Landvolk im Südkreis zeigt Problembewusstsein Schulte to Brinke spricht in Bad Laer

Von Susanne Pohlmann

Die Ortsverbände des Landvolks im Südkreis trafen sich zum Klönabend: (von links) Benno Brandwitte (Glandorf), Henning Schulte-Uffelage (Borgloh-Hilter), Präsident des Niedersächsischen Landvorlks Albert Schulte to Brinke, Norbert Vogt (Dissen-Bad Rothenfelde), Gerd Brinkmann (Bad Iburg-Glane) und Cord Wahlmeyer (Bad Laer-Remsede). Foto: Susanne PohlmannDie Ortsverbände des Landvolks im Südkreis trafen sich zum Klönabend: (von links) Benno Brandwitte (Glandorf), Henning Schulte-Uffelage (Borgloh-Hilter), Präsident des Niedersächsischen Landvorlks Albert Schulte to Brinke, Norbert Vogt (Dissen-Bad Rothenfelde), Gerd Brinkmann (Bad Iburg-Glane) und Cord Wahlmeyer (Bad Laer-Remsede). Foto: Susanne Pohlmann

Bad Laer. Dieses Mal ging es bei der jährlichen Südkreisversammlung des Hauptverbandes des Osnabrücker Landvolks besonders locker zu.
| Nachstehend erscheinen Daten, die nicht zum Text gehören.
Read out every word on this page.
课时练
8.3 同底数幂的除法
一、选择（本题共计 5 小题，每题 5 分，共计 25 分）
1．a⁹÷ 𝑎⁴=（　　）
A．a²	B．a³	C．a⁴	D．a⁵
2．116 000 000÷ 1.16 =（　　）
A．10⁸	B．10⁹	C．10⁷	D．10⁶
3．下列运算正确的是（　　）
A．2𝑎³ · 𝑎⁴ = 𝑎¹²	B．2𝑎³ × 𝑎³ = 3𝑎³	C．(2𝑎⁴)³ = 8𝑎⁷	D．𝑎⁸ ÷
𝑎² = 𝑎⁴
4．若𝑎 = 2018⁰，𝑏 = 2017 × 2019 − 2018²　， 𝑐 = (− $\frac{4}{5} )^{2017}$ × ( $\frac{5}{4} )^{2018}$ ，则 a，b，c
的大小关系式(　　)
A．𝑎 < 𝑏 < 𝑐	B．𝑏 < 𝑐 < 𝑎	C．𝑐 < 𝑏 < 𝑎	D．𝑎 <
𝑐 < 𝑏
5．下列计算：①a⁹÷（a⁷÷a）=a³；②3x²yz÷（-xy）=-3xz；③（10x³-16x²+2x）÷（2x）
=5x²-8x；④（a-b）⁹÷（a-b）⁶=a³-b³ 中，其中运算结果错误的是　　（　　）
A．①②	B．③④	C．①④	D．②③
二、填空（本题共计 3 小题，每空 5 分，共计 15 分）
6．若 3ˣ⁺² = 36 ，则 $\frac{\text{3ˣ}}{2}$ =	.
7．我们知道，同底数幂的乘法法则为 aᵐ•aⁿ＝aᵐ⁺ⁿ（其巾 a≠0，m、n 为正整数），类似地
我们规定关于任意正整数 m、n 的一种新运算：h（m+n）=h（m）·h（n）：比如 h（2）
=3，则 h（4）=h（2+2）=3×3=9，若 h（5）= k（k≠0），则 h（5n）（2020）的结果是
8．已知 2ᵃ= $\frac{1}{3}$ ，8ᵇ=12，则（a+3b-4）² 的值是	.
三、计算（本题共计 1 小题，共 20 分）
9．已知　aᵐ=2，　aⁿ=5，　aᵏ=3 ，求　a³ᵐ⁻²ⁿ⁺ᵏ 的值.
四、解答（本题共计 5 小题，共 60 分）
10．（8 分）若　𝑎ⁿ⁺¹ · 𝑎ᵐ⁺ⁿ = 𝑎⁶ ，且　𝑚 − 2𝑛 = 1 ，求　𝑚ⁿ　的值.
Die Ortsverbände Glandorf, Bad Laer-Remsede, Dissen-Bad Rothenfelde, Borgloh-Hilter und Bad Iburg-Glane hatten zu einem Klönabend mit dem neuen Präsidenten des Niedersächsischen Landvolks Albert Schulte to Brinke eingeladen.

Das war dann tatsächlich ein Abend unter Freunden, denn Schulte to Brinke stammt aus den eigenen Reihen, genauer gesagt aus Bad Iburg. Im Gasthaus Plengemeyer in Bad Laer gab Schulte to Brinke, der seit Anfang des Jahres die Geschicke des Landvolks in Niedersachsen leitet, einen Überblick über die zurzeit diskutierten Themen.

Waldschutz

Da geht es in der waldreichen Region des Teutoburger Waldes natürlich um den Sicherungserlass der Waldgebiete, die laut EU-Verordnung unter Schutz gestellt werden sollen. Wie weitreichend dieser Schutz sein wird und wie sehr er die Arbeit der Waldbesitzer beeinflussen wird, sei noch unklar. (Weiterlesen: Kritik an Landschaftschutzplänen – „Bis zu 95 Prozent der Waldbesitzer sollen nicht entschädigt werden“)
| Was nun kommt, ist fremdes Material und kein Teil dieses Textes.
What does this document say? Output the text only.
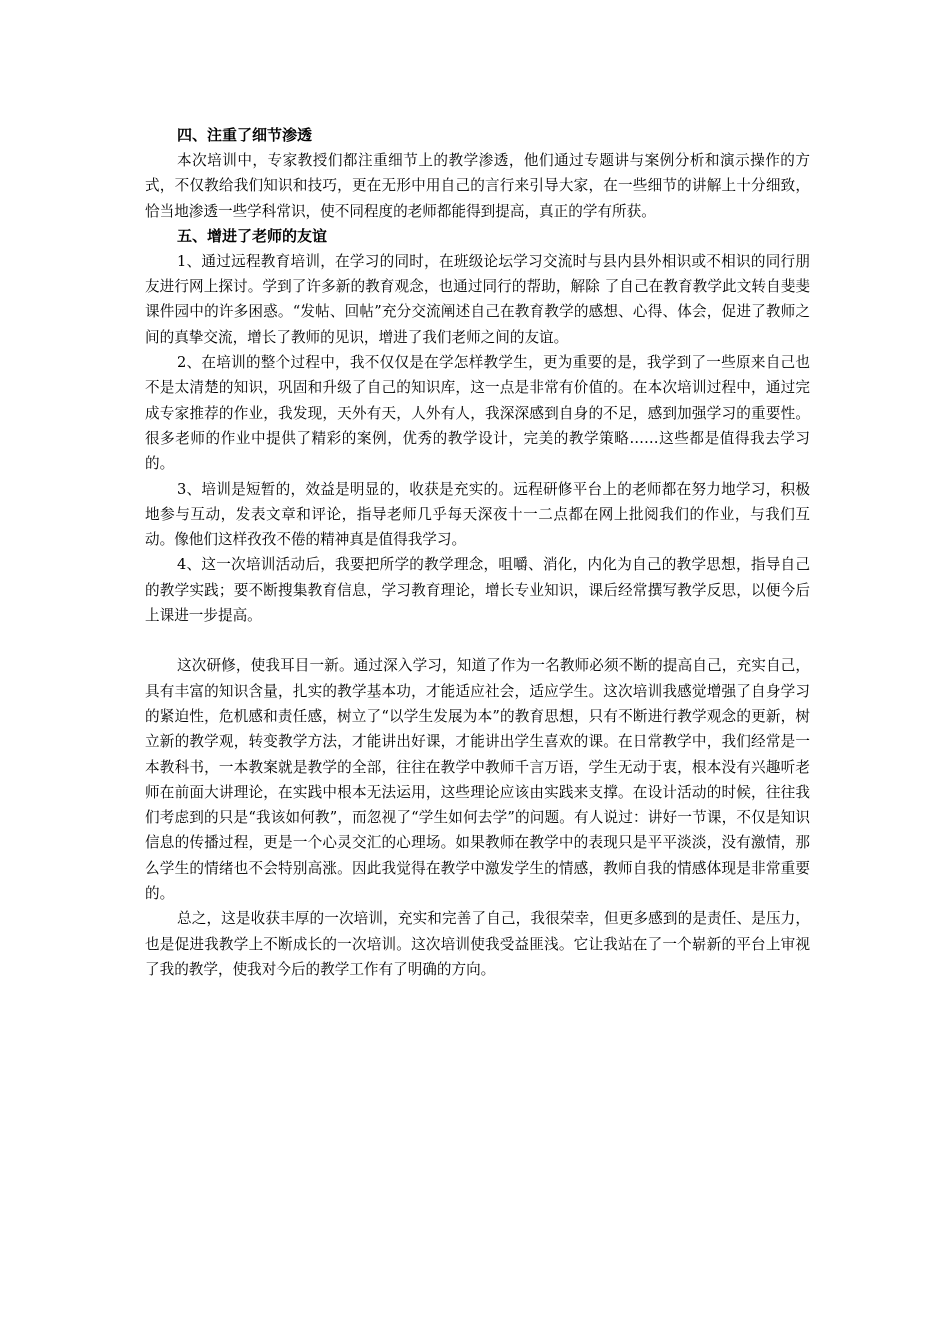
四、注重了细节渗透

本次培训中，专家教授们都注重细节上的教学渗透，他们通过专题讲与案例分析和演示操作的方式，不仅教给我们知识和技巧，更在无形中用自己的言行来引导大家，在一些细节的讲解上十分细致，恰当地渗透一些学科常识，使不同程度的老师都能得到提高，真正的学有所获。

五、增进了老师的友谊

1、通过远程教育培训，在学习的同时，在班级论坛学习交流时与县内县外相识或不相识的同行朋友进行网上探讨。学到了许多新的教育观念，也通过同行的帮助，解除 了自己在教育教学此文转自斐斐课件园中的许多困惑。“发帖、回帖”充分交流阐述自己在教育教学的感想、心得、体会，促进了教师之间的真挚交流，增长了教师的见识，增进了我们老师之间的友谊。

2、在培训的整个过程中，我不仅仅是在学怎样教学生，更为重要的是，我学到了一些原来自己也不是太清楚的知识，巩固和升级了自己的知识库，这一点是非常有价值的。在本次培训过程中，通过完成专家推荐的作业，我发现，天外有天，人外有人，我深深感到自身的不足，感到加强学习的重要性。很多老师的作业中提供了精彩的案例，优秀的教学设计，完美的教学策略……这些都是值得我去学习的。

3、培训是短暂的，效益是明显的，收获是充实的。远程研修平台上的老师都在努力地学习，积极地参与互动，发表文章和评论，指导老师几乎每天深夜十一二点都在网上批阅我们的作业，与我们互动。像他们这样孜孜不倦的精神真是值得我学习。

4、这一次培训活动后，我要把所学的教学理念，咀嚼、消化，内化为自己的教学思想，指导自己的教学实践；要不断搜集教育信息，学习教育理论，增长专业知识，课后经常撰写教学反思，以便今后上课进一步提高。

这次研修，使我耳目一新。通过深入学习，知道了作为一名教师必须不断的提高自己，充实自己，具有丰富的知识含量，扎实的教学基本功，才能适应社会，适应学生。这次培训我感觉增强了自身学习的紧迫性，危机感和责任感，树立了“以学生发展为本”的教育思想，只有不断进行教学观念的更新，树立新的教学观，转变教学方法，才能讲出好课，才能讲出学生喜欢的课。在日常教学中，我们经常是一本教科书，一本教案就是教学的全部，往往在教学中教师千言万语，学生无动于衷，根本没有兴趣听老师在前面大讲理论，在实践中根本无法运用，这些理论应该由实践来支撑。在设计活动的时候，往往我们考虑到的只是“我该如何教”，而忽视了“学生如何去学”的问题。有人说过：讲好一节课，不仅是知识信息的传播过程，更是一个心灵交汇的心理场。如果教师在教学中的表现只是平平淡淡，没有激情，那么学生的情绪也不会特别高涨。因此我觉得在教学中激发学生的情感，教师自我的情感体现是非常重要的。

总之，这是收获丰厚的一次培训，充实和完善了自己，我很荣幸，但更多感到的是责任、是压力，也是促进我教学上不断成长的一次培训。这次培训使我受益匪浅。它让我站在了一个崭新的平台上审视了我的教学，使我对今后的教学工作有了明确的方向。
Ein weiterer wichtiger Punkt ist das Problem der Düngung, deren negative Auswirkungen auf das Grundwasser eingeschränkt werden sollen. Es hat bereits intensive Schulungen der betroffenen Landwirte gegeben, wie der Vorsitzende des Ortsverbandes Borgloh-Hilter Henning Schulte-Uffelage berichtete, allerdings führt die notwendige Dokumentation der Arbeit zu einem noch höheren bürokratischen Aufwand. Auch ein Punkt, den Schulte to Brinke ansprach und worauf er bei seinen Gesprächen mit den zuständigen Politikern immer wieder hinweist.

Wasserqualität

Nebenbei wies er darauf hin, dass die Qualität des Grundwassers besser sei, als oft berichtet werde, weil die Interpretation und Messung der Werte nicht eindeutig sei. Es gebe problematische, aber auch vorbildliche Regionen.

Er berichtete auch von der Einsicht, die er bei seinen Reisen durch Niedersachsen machen konnte, dass die Bedürfnisse und Probleme der Landwirtschaft in Niedersachsen ganz unterschiedlich seien. So sei das Thema freilebende Wölfe hier in der Region eher eine theoretische Diskussion, während der Wolf im Norden tatsächlich eine Bedrohung für die Kühe und Schafe darstelle.

Diskussion

Wichtig sei, dass man zusammen mit der Politik auf eine zukunftsfähige Landwirtschaft setzt, die dem einzelnen Landwirt Planungssicherheit gibt. „Wir sehen uns als Partner der Politiker und wollen auf Augenhöhe diskutieren“, so Schulte to Brinke. Nach dem Vortrag gab es dann bei Suppe und einem Bierchen jede Menge Zeit, miteinander und mit dem Präsidenten einzelne Themen weiter zu diskutieren. Eben ein Klönabend, bei dem man offen sprechen konnte, denn eines war allen klar: „Wir arbeiten in der Natur und mit der Natur und das beeinflusst sich gegenseitig“, brachte es Schulte to Brinke auf den Punkt.